Costruita in un caotico nodo urbano al centro di Yokohama, la Torre è il suo capolavoro immateriale, una “non costruzione” che evapora, si trasforma, danza con le luci regolate da un computer, allude ad un mondo dove l’immagine percepita dalla retina sostituisce la realtà fisica delle cose.

Ito canta lo stupore e la poesia del virtuale, è il futurista del nuovo millennio.

Ma la Torre, cancellando un mostro urbano alto 21 metri, è anche un piccolo monumento civile, la geniale soluzione, adatta al luogo, di un problema reale. È necessaria. Ed è il prodotto, occorre notare, di una committenza illuminata che ha individuato il problema e intuito la soluzione.

Per mesi architetti famosi, di passaggio in questa città, ci hanno esposto le virtù taumaturgiche dei loro progetti per svecchiare il nostro “polveroso” centro storico.

Ito, artista estremo e raffinato architetto della provocazione, ha invece fatto un’affermazione che dovrebbe far riflettere gli acritici entusiasti dell’architettura globalizzata: «Io traccio certe forme, il mio lavoro è conosciuto. Se mi dovessero chiamare e premiare in un concorso i committenti saprebbero cosa farei nel contesto romano». Come dire, le scelte sulla trasformazione della città sono vostre. Io vendo ordigni dirompenti.
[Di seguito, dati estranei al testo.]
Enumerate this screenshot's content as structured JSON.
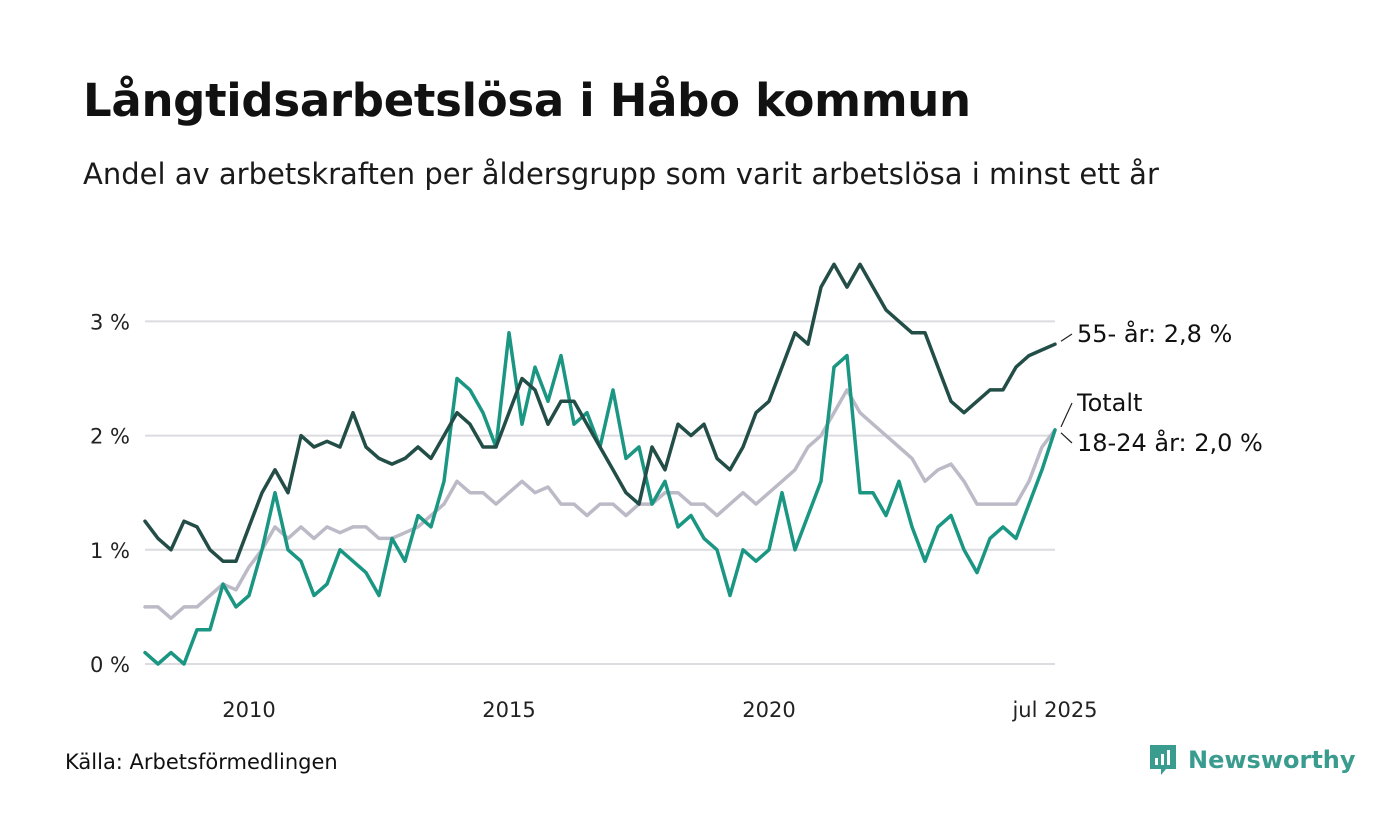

Sta a voi sapere cosa farne.

Il candore delle dichiarazioni di Ito riporta il problema nei suoi termini reali, che non è quello di cercare l’impossibile alibi di autorità super partes, ma di decidere la forma della città futura assumendosene la piena responsabilità: se decenni di battaglie condotte dalla sinistra italiana in difesa della cultura dei centri storici e del loro coerente rinnovamento possano essere svendute a favore di un’imitazione provinciale della City londinese o di città cinesi in vorticosa trasformazione.